Fareed Zakaria explained why neither side in the Syrian
conflict is likely to surrender: “People fight to the end because they know
that losers in such wars get killed or ‘ethnically cleansed.’” In this kind of
war the worlds “ethnically cleansed” do not mean displaced or made refugees.
They mean, as Zakaria further explained, massacred: “Then you have phase 2,
which is the massacre of the Alawites, the 14 percent of Syria that has ruled
and that will be a bloodbath.”
Nor will the massacres and bloodbaths be limited to
combatants, or even civilian officials, if the past is any indication.
Babies, women, the elderly and everyone else will become
targets of the vengeful blood lust. Already somewhere between 80,000 and
100,000 Syrians have been killed, the vast majority of them civilians.
According to United Nations investigators, some have been killed by chemical
weapons and thermobaric bombs (that suck the oxygen out of the lungs of
everyone in the area). There have been at least 17 massacres between
mid-January and mid- May of this year alone. And there is no sign that the
bloodshed is abating.
Whether the death toll is closer to 80,000 or 100,000,
this figure is more than all the people killed in nearly a century of conflict
between Israel and its enemies – a conflict that includes half a dozen wars and
thousands of acts of terrorism and reprisals.
Even if one credits the worst allegations against the
nation state of the Jewish people, Israel has killed fewer civilians since it
came into existence 65 years ago than any country in history facing comparable
threats over so long a time frame. The world seems unaware of this remarkable
fact, because the media and international organizations focus far more on Arab
and Muslim deaths caused by Israel than on those caused by fellow Arabs and
Muslims.
Neither is Syria the first bloody battleground on which
Arabs have massacred Arabs and Muslims have massacred Muslims.
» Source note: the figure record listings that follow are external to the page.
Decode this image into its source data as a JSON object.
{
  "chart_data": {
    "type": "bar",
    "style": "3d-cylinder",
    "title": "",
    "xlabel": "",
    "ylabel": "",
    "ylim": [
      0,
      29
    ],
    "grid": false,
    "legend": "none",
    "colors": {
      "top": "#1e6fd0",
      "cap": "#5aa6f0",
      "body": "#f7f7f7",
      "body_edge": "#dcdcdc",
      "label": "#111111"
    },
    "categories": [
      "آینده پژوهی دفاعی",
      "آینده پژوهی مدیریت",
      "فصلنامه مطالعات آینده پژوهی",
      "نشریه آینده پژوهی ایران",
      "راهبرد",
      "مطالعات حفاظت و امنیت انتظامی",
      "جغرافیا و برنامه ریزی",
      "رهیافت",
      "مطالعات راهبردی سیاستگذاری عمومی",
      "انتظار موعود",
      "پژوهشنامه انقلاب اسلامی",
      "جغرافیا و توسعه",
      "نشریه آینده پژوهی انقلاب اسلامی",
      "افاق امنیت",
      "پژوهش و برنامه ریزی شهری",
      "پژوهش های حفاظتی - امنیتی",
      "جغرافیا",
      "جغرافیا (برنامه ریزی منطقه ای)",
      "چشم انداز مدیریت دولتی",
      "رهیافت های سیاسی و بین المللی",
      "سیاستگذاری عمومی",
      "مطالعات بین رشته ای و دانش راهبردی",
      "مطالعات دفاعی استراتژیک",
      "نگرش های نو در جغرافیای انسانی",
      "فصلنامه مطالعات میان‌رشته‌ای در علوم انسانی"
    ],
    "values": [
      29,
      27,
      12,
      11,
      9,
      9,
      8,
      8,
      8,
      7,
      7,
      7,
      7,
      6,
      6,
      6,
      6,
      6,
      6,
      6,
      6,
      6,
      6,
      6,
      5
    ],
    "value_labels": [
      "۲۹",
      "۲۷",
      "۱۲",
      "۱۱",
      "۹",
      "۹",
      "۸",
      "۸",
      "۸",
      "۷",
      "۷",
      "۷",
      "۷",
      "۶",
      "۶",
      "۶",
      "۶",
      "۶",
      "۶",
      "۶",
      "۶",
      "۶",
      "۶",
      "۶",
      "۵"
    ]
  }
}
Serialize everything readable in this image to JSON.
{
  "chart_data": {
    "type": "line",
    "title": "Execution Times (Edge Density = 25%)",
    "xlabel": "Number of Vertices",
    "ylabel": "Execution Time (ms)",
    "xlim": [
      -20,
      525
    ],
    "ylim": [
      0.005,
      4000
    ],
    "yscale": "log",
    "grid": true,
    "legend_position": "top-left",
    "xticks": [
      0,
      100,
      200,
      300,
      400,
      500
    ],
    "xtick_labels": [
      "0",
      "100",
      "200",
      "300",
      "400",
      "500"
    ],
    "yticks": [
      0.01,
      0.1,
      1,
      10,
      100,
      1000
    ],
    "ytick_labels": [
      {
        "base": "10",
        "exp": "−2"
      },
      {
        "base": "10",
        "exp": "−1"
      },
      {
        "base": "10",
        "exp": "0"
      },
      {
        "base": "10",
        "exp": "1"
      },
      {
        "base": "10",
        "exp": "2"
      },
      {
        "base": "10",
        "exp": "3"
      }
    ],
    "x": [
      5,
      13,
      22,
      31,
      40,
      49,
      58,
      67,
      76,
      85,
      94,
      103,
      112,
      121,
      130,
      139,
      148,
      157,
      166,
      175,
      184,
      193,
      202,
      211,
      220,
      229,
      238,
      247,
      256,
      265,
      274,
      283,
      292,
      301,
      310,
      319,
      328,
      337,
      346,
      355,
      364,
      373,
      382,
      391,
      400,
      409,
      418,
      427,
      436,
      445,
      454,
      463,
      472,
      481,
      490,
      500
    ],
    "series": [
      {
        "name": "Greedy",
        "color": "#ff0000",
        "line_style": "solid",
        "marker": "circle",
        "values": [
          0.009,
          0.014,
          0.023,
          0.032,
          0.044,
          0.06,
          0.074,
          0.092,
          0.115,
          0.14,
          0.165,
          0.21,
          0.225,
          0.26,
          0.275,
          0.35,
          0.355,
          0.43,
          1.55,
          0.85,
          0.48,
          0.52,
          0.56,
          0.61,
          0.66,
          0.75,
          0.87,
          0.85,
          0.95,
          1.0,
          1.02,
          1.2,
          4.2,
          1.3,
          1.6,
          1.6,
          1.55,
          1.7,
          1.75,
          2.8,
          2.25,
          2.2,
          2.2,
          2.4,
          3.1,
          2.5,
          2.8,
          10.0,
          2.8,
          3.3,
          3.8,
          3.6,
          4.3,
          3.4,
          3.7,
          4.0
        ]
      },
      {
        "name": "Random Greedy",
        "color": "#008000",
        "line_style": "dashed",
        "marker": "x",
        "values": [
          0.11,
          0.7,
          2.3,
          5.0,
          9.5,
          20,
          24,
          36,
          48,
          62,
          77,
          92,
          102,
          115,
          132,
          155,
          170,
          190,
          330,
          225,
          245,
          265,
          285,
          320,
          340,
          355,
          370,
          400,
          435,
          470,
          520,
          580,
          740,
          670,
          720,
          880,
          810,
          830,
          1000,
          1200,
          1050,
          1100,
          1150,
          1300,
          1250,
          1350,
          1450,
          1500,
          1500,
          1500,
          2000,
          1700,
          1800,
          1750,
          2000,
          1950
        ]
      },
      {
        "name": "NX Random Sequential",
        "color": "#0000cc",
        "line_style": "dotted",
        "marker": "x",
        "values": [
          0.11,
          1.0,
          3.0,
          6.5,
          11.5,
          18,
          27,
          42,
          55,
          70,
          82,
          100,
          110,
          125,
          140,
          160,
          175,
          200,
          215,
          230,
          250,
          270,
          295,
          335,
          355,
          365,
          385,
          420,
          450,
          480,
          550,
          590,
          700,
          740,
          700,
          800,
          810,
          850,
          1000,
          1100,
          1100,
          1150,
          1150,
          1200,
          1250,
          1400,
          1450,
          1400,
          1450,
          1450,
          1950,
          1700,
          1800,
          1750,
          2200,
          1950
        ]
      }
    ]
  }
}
Black September
in Jordan, the protracted war between Iran and Iraq, the civil war in Lebanon,
and the killings in post-Saddam Iraq are only some of the bloodiest battles
that resulted in [some 12-14 million Muslims killed at the hand of other Muslims]..
Imagine then what would happen if Israel were ever to
lose a war with its Arab and Muslim enemies (as it almost did when it was
attacked on Yom Kippur in 1973 by the Egyptian and Syrian armies.) The hatred
directed against Jews in general and Israel in particular by Israel’s enemies
is far more malignant than the animosity between Sunni and Shia Muslims or
between Muslim and Christian Arabs. It is taught in schools, preached in
mosques and repeated in the media. There would be no mercy shown. Israeli
armies would not be allowed to surrender and be repatriated, as the Egyptian
army was when it was trapped in Sinai at the end of the 1973 war.
Israeli civilians would be targeted as they already have
been by Hamas and Hezbollah rockets fired in the direction of large population
centers. The goal of the first war against Israel, as expressed by one of its
leaders, was “this will be a war of extermination.” The desire for revenge has
only grown over the course of further warfare and more defeats.
Every Israeli lives under the grim shadow of this
reality. Nor do they count on timely outside intervention to prevent massacres.
Remember, this is a nation built on the memory of the Holocaust, during which
the world – including the United States, Great Britain and Canada – shut their
gates on those seeking to escape genocide.
That is why Israel will never surrender and will always
fight to the end. That is why Israel needs a nuclear deterrent, unsatisfactory
as it may be in a part of the world where suicide in the name of Islam is a
virtue to so many of Israel’s enemies. That is why Israel must always maintain
a preventive option, whereby it attacks the enemy military that is poised to
attack Israeli civilians. That is why Israel must always maintain qualitative
military superiority over the combined resources of its enemies. This is also
why Israel should make every reasonable effort to make peace ...but without
sacrificing its security and its ability to successfully resist attack.
The first duty of every democracy is to protect its
civilians against enemy attack. Thus far, Israel, though vastly outnumbered,
has done a good job. The changes now occurring in the Arab and Muslim world
make Israel’s future somewhat less certain, as does Iran’s movement toward
nuclear weaponry capable of inflicting a second Holocaust on Israel’s six
million Jews and one million Arabs.
Yet so many in the international community seem
unsympathetic to Israel’s situation. Whenever it seeks to defend its civilians,
by attacking military targets, though inadvertently killing some civilians on
occasion, there is a disproportional outcry against the Jewish state. Selective
boycotts, divestment and other sanctions are directed only at Israel by people
ranging from Alice Walker to Steven Hawking. Israel must not allow these
immorally selective threats of delegitimation to deter it from protecting its
citizens against the threat of Syrian-type massacres.